The FinTech unit, which includes Yello Digital Financial Services and MoMo Payment Service Bank, generated ₦131.6 billion in revenue in the first nine months of 2025, a 72.5% increase from the same period last year. The division now contributes a meaningful share of group revenue, positioning MTN as a growing force in Nigeria’s digital finance sector.
MTN said the growth came from a rise in active wallets and transaction volumes, supported by its large subscriber base. The company had 85.4 million mobile subscribers as of September, including 55 million active data users.
Active wallets reached 2.9 million, up from 2.85 million at the end of 2024. MTN said it continues to focus on “quality and stickiness” by driving adoption of its MoMo app and expanding use cases such as payments, microloans, and insurance.

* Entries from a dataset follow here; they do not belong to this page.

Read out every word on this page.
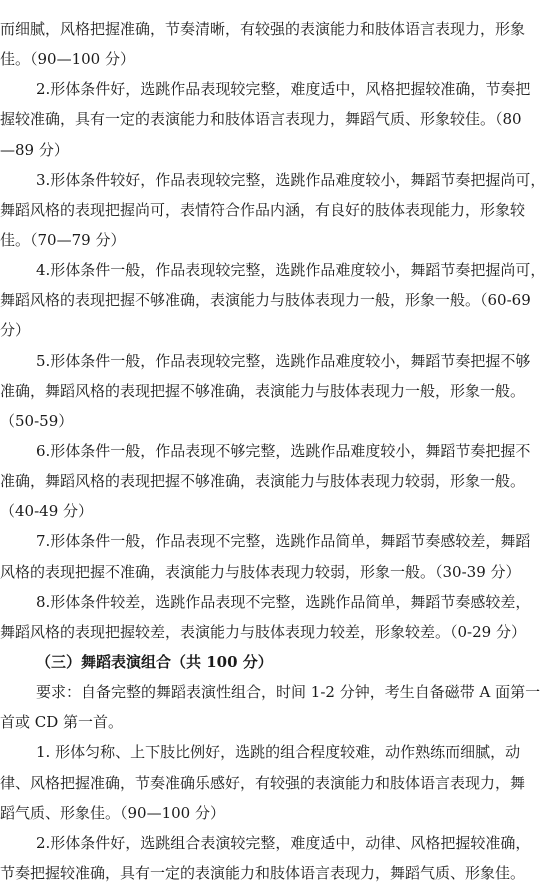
而细腻，风格把握准确，节奏清晰，有较强的表演能力和肢体语言表现力，形象
佳。（90—100 分）
2.形体条件好，选跳作品表现较完整，难度适中，风格把握较准确，节奏把
握较准确，具有一定的表演能力和肢体语言表现力，舞蹈气质、形象较佳。（80
—89 分）
3.形体条件较好，作品表现较完整，选跳作品难度较小，舞蹈节奏把握尚可，
舞蹈风格的表现把握尚可，表情符合作品内涵，有良好的肢体表现能力，形象较
佳。（70—79 分）
4.形体条件一般，作品表现较完整，选跳作品难度较小，舞蹈节奏把握尚可，
舞蹈风格的表现把握不够准确，表演能力与肢体表现力一般，形象一般。（60-69
分）
5.形体条件一般，作品表现较完整，选跳作品难度较小，舞蹈节奏把握不够
准确，舞蹈风格的表现把握不够准确，表演能力与肢体表现力一般，形象一般。
（50-59）
6.形体条件一般，作品表现不够完整，选跳作品难度较小，舞蹈节奏把握不
准确，舞蹈风格的表现把握不够准确，表演能力与肢体表现力较弱，形象一般。
（40-49 分）
7.形体条件一般，作品表现不完整，选跳作品简单，舞蹈节奏感较差，舞蹈
风格的表现把握不准确，表演能力与肢体表现力较弱，形象一般。（30-39 分）
8.形体条件较差，选跳作品表现不完整，选跳作品简单，舞蹈节奏感较差，
舞蹈风格的表现把握较差，表演能力与肢体表现力较差，形象较差。（0-29 分）
（三）舞蹈表演组合（共 100 分）
要求：自备完整的舞蹈表演性组合，时间 1-2 分钟，考生自备磁带 A 面第一
首或 CD 第一首。
1. 形体匀称、上下肢比例好，选跳的组合程度较难，动作熟练而细腻，动
律、风格把握准确，节奏准确乐感好，有较强的表演能力和肢体语言表现力，舞
蹈气质、形象佳。（90—100 分）
2.形体条件好，选跳组合表演较完整，难度适中，动律、风格把握较准确，
节奏把握较准确，具有一定的表演能力和肢体语言表现力，舞蹈气质、形象佳。
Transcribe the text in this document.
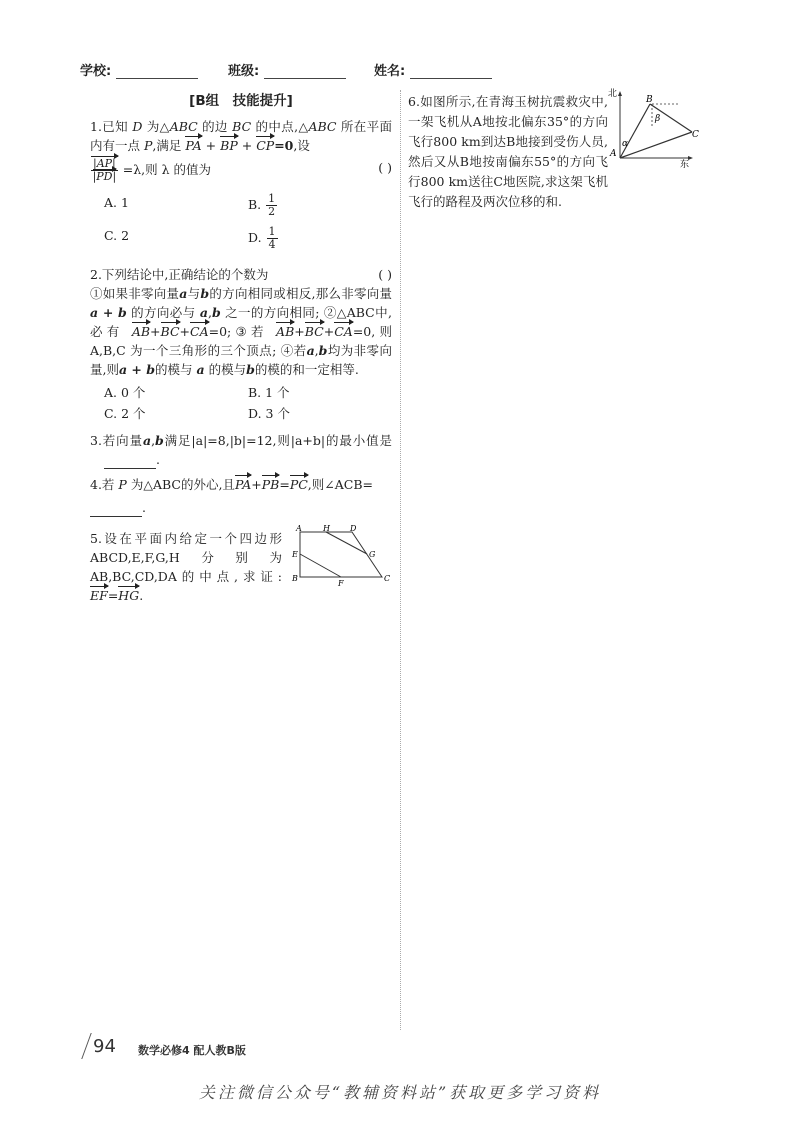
学校:	班级:	姓名:
[B组　技能提升]
1.已知 D 为△ABC 的边 BC 的中点,△ABC 所在平面内有一点 P,满足 PA + BP + CP=0,设
$\frac{|AP|}{|PD|} =\lambda$,则 λ 的值为	( )
A. 1	B. $\frac{1}{2}$
C. 2	D. $\frac{1}{4}$
2.下列结论中,正确结论的个数为	( )
①如果非零向量a与b的方向相同或相反,那么非零向量 a + b 的方向必与 a,b 之一的方向相同; ②△ABC中,必有 AB+BC+CA=0;③若 AB+BC+CA=0,则 A,B,C 为一个三角形的三个顶点; ④若a,b均为非零向量,则a + b的模与 a 的模与b的模的和一定相等.
A. 0 个	B. 1 个
C. 2 个	D. 3 个
3.若向量a,b满足|a|=8,|b|=12,则|a+b|的最小值是.
4.若 P 为△ABC的外心,且PA+PB=PC,则∠ACB=
.
5.设在平面内给定一个四边形ABCD,E,F,G,H分别为AB,BC,CD,DA的中点,求证: EF=HG.
A	H	D
E	G
B
F
C
6.如图所示,在青海玉树抗震救灾中,一架飞机从A地按北偏东35°的方向飞行800 km到达B地接到受伤人员,然后又从B地按南偏东55°的方向飞行800 km送往C地医院,求这架飞机飞行的路程及两次位移的和.
北
B
β
C
α
A
东
94 数学必修4 配人教B版
关注微信公众号“教辅资料站”获取更多学习资料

The company has built one of the most extensive agent networks in Nigeria through its Super-Agent and Payment Service Bank licences, allowing it to compete with traditional banks while reaching rural and underserved areas.

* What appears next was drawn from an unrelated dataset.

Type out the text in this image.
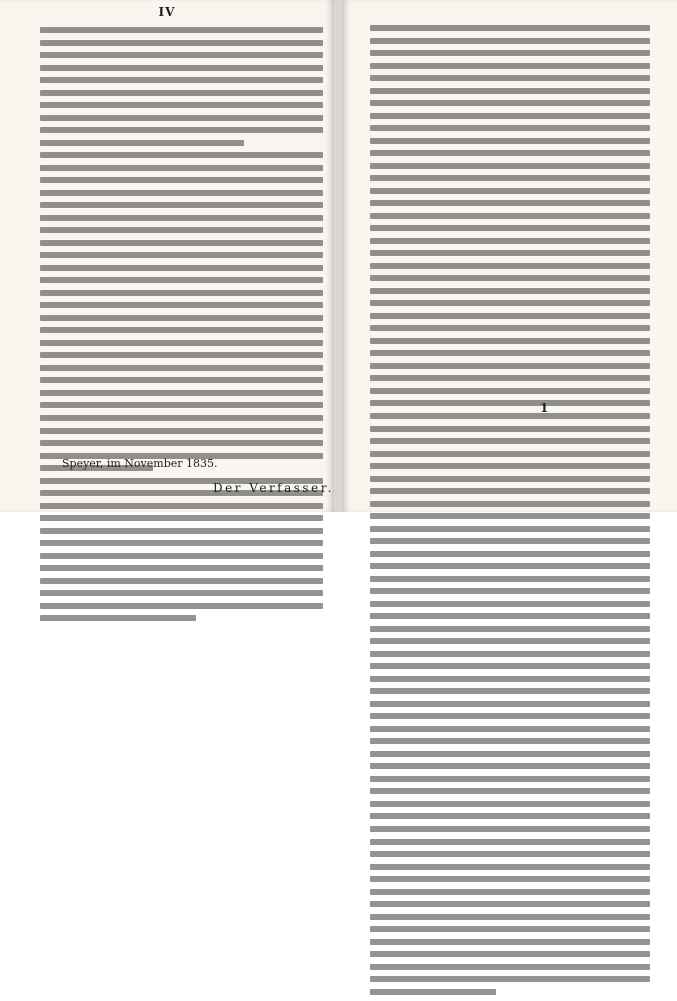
IV
Speyer, im November 1835.
Der Verfasser.
1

“MTN’s FinTech ecosystem is designed to make digital transactions simple, secure, and inclusive,” the company said in a statement. “We see financial inclusion as a major opportunity for growth.”
MTN reported ₦3.7 trillion in overall revenue and ₦1.1 trillion in pre-tax profit for the third quarter, marking a recovery from foreign exchange losses over the past two years.
Analysts say the FinTech business could soon be spun off into a standalone entity, similar to Safaricom’s M-Pesa model in Kenya. A separate listing, they said, could unlock significant shareholder value.
MTN first tracked FinTech revenue in 2015, when it made ₦8.8 billion. A decade later, the business has grown more than fifteenfold.